The value of this Award will be an extraordinary item of compensation outside the scope of your employment contract, if any, and will not be considered a part of your normal or expected compensation for purposes of calculating severance, resignation, redundancy or end-of-service payments, bonuses, service awards, pension or retirement benefits or similar payments.
You understand and acknowledge that participation in the Plan ceases upon termination of your Service for any reason, except as may explicitly be provided otherwise in the Plan or this Agreement.
You hereby authorize and direct your Employer to disclose to the Company or any Subsidiary or Affiliate any information regarding your employment, the nature and amount of your compensation and the fact and conditions of your participation in the Plan, as your Employer deems necessary or appropriate to facilitate the administration of the Plan.
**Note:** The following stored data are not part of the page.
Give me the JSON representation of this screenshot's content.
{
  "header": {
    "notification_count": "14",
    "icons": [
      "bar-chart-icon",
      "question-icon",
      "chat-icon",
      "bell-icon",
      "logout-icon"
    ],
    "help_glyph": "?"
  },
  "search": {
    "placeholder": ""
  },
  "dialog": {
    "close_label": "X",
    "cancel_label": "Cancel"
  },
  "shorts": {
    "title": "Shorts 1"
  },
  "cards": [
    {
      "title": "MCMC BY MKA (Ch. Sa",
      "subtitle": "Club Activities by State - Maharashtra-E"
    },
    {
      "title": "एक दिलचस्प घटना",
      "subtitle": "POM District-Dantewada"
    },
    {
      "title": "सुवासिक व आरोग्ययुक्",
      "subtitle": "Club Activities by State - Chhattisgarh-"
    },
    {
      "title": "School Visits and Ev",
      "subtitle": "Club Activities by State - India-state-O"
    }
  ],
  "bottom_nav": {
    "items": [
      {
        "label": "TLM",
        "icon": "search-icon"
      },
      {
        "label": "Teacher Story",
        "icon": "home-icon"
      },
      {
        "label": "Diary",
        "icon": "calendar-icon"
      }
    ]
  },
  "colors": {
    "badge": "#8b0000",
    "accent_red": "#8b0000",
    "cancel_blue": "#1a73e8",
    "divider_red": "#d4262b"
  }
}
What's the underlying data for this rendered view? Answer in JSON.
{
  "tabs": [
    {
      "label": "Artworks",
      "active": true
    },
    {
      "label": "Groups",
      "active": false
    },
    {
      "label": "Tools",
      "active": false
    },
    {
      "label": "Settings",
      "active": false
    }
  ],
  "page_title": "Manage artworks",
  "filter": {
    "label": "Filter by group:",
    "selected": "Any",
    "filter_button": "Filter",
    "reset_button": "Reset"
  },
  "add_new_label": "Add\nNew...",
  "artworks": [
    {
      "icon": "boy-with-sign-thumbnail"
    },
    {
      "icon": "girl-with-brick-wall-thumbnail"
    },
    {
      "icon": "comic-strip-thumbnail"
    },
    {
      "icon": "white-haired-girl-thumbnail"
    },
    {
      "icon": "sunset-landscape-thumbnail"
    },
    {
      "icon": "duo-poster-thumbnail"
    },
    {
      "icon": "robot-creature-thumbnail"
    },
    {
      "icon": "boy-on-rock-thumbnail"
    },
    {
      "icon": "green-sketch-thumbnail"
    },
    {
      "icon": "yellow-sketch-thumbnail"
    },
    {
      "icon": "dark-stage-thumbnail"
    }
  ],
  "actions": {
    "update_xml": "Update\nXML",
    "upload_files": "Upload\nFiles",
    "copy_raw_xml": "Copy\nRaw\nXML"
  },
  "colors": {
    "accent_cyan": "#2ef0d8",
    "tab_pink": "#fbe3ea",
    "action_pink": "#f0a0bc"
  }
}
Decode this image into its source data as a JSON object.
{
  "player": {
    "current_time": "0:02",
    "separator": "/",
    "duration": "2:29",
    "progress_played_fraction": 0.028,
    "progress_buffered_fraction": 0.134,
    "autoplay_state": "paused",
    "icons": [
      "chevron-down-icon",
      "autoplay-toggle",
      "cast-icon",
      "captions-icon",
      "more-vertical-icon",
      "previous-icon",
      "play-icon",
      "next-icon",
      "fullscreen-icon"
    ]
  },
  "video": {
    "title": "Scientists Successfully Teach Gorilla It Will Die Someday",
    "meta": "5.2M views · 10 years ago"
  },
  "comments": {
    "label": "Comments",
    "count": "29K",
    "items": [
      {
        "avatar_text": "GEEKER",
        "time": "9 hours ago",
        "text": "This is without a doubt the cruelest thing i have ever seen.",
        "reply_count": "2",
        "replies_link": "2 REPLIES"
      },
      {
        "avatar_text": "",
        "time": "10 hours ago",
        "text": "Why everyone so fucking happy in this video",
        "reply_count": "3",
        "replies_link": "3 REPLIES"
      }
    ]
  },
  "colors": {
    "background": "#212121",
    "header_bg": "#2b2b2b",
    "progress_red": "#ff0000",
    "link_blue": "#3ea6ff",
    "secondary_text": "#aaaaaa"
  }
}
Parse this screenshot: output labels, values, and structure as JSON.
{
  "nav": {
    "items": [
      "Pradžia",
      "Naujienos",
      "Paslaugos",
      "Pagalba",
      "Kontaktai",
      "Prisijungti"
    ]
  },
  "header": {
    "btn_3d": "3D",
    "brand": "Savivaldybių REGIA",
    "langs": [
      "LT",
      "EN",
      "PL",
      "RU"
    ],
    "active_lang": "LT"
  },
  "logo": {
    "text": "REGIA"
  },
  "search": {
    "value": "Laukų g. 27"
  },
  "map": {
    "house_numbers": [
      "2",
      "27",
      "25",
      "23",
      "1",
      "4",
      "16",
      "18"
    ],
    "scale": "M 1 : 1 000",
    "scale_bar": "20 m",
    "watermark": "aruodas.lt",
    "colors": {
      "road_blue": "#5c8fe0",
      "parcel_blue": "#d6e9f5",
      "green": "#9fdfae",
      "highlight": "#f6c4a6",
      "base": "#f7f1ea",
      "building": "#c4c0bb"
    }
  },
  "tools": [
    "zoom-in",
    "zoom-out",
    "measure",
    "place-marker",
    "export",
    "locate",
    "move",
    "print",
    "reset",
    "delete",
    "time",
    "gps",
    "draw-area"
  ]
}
You consent to the collection, use and transfer of personal data as described in this subsection. You understand and acknowledge that the Company, your Employer and the Company’s other Subsidiaries and Affiliates hold certain personal information regarding you for the purpose of managing and administering the Plan, including (without limitation) your name, home address, telephone number, date of birth, social insurance or other government identification number, salary, nationality, job title, any Shares or directorships held in the Company and details of all awards or any other entitlements to Shares awarded, canceled, exercised, vested, unvested or outstanding in your favor (“Data”). You further understand and acknowledge that the Company, its Subsidiaries and/or its Affiliates will transfer Data among themselves as necessary for the purpose of implementation, administration and management of your participation in the Plan and that the Company and/or any Subsidiary may each further transfer Data to any third party assisting the Company in the implementation, administration and management of the Plan. You understand and acknowledge that the recipients of Data may be located in the United States or elsewhere, and that the laws of a recipient’s country of operation (e.g., the United States) may not have equivalent privacy protections as local laws where you reside or work. You authorize such recipients to receive, possess, use, retain and transfer Data, in electronic or other form, for the purpose of administering your participation in the Plan, including a transfer to any broker or other third party with whom you elect to deposit Shares acquired under the Plan of such Data as may be required for the administration of the Plan and/or the subsequent holding of Shares on your behalf. You may, at any time, view Data, require any necessary modifications of Data, make inquiries about the treatment of Data or withdraw the consents set forth in this subsection by contacting the Human Resources Department of the Company in writing.
You acknowledge and agree that you have reviewed the documents provided to you in relation to the Award in their entirety, have had an opportunity to obtain the advice of counsel prior to executing and accepting the Award, and fully understand all provisions of such documents. You agree upon request to execute any further documents or instruments necessary or desirable in the sole determination of the Company to carry out the purposes or intent of the Award. |
BY SIGNING THE NOTICE OF RESTRICTED STOCK AWARD, YOU AGREE TO ALL OF THE TERMS AND CONDITIONS DESCRIBED ABOVE AND IN THE PLAN.